LS: Well, I never like to imagine the very worst — that’s too easy. “Oh, they’ll all be fat and diabetic and slurping their meals like the people in WALL-E!” I just assume that the kids who do some of what we did as kids — hang out in nature, make up games, learn to settle their own disputes, and entertain themselves — will rule.

What’s kind of funny is that all the new studies about child development point to the importance of play. That’s why every human generation — until this one — just did it automatically. It’s the preprogrammed way kids learn to create, communicate, compromise. The way they learn to grow up. We can’t do it for them, even though lately that’s what it seems like we’re trying to do. We take them to play classes and enroll them in programs, or sit them in front of a screen that plays with them.

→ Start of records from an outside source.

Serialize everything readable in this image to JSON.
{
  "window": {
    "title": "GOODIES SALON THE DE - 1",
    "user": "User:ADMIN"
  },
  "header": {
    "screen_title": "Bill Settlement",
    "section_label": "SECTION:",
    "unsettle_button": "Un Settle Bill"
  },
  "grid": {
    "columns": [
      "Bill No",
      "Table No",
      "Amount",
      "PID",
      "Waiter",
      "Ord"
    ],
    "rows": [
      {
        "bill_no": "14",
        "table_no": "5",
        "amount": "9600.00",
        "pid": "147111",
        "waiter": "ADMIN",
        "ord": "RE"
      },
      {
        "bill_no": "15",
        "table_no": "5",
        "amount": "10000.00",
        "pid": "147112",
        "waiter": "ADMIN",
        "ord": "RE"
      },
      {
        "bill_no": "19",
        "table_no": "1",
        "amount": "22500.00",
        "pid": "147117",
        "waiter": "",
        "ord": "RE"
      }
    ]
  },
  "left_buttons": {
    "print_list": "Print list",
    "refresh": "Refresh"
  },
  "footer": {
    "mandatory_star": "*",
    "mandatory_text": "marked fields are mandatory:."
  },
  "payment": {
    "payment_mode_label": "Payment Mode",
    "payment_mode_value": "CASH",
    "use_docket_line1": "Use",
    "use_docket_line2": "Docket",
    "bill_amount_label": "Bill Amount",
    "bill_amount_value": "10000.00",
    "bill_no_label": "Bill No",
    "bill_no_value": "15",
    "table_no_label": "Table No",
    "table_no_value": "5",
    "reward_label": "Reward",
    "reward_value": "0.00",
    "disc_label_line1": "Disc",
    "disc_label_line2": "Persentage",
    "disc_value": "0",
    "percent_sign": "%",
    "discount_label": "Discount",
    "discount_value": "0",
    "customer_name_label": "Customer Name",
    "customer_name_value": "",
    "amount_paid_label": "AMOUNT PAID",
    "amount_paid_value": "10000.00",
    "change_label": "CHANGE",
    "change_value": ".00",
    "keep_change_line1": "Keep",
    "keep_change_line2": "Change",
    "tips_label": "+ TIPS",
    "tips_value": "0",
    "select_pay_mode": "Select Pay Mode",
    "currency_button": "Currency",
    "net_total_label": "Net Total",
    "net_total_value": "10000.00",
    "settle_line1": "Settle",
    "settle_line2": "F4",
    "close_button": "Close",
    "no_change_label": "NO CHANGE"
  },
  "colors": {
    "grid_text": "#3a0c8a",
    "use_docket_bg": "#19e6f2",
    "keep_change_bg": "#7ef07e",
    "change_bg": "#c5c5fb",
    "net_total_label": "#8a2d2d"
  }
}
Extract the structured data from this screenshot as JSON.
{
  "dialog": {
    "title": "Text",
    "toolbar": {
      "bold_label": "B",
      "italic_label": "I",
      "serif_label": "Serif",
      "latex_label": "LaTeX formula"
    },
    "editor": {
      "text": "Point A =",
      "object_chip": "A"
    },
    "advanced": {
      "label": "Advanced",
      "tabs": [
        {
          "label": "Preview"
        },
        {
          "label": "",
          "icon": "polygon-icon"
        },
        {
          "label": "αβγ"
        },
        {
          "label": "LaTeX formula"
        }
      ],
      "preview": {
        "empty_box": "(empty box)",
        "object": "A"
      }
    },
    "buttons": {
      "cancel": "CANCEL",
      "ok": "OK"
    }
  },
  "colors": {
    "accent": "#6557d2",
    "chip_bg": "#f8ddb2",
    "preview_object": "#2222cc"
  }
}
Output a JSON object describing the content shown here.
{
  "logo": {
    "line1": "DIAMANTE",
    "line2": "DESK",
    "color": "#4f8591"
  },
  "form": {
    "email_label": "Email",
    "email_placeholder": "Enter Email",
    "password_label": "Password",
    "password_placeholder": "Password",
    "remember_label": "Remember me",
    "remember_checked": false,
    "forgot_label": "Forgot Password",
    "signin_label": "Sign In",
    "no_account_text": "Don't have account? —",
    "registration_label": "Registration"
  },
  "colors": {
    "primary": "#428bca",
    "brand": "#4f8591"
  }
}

I’m all for enrichment. My kids have done a number of extracurriculars, from piano to football. But children need some down time, too. Say, a day at the playground — without us.

FREE COMIC BOOK DAY

Multiple locations — comic book stores only
Saturday, May 1
www.freecomicbookday.com

The annual Free Comic Book Day, held the first Saturday in May, will be offering special deals and, yes, free comics at such city locations as Cosmic Comics, Rocketship, Midtown Comics, Jim Hanley’s Universe, Forbidden Planet, Bergen Street Comics, Roger’s Comics, and St. Mark’s Comics. Among the twenty-five free comic books printed just for FCBD are Archie’s Summer Splash #1, Matt Fraction and John Romita Jr.’s Iron Man/Thor, YOW! The John Stanley Library, Atomic Robo and Friends, Toy Story, Shrek, James Robinson and Eddy Barrows’s War of the Supermen, S. E. Hinton’s Fame: Lady Gaga, Mark Waid’s Irredeemable #1, Kevin Smith’s Green Hornet #1, Ben Edlund’s The Tic #1, Owly and Friends, and other previews, samplers, and special editions. We’re after Bird Hurdler ourselves, so stay at of our way. At Cosmic Comics, everything is 30% off, and the first fifty customers receive a free copy of Uncanny X-men #154 (1981). At Forbidden Planet, Steve Mannion will be signing his free comic book, Fearless Dawn #1, and the shop will be giving out bags with all of the free comics they have on a first come, first served basis. (Not all stores get copies of every free comic book.) At Jim Hanley’s Universe, there will be giveaways all day long, comedy at night, and signings by E. Max Frye (The Rising) and Dennis Calero and Jim Shooter (Doctor Solar and Magnus: Robot Fighter! ). Good luck!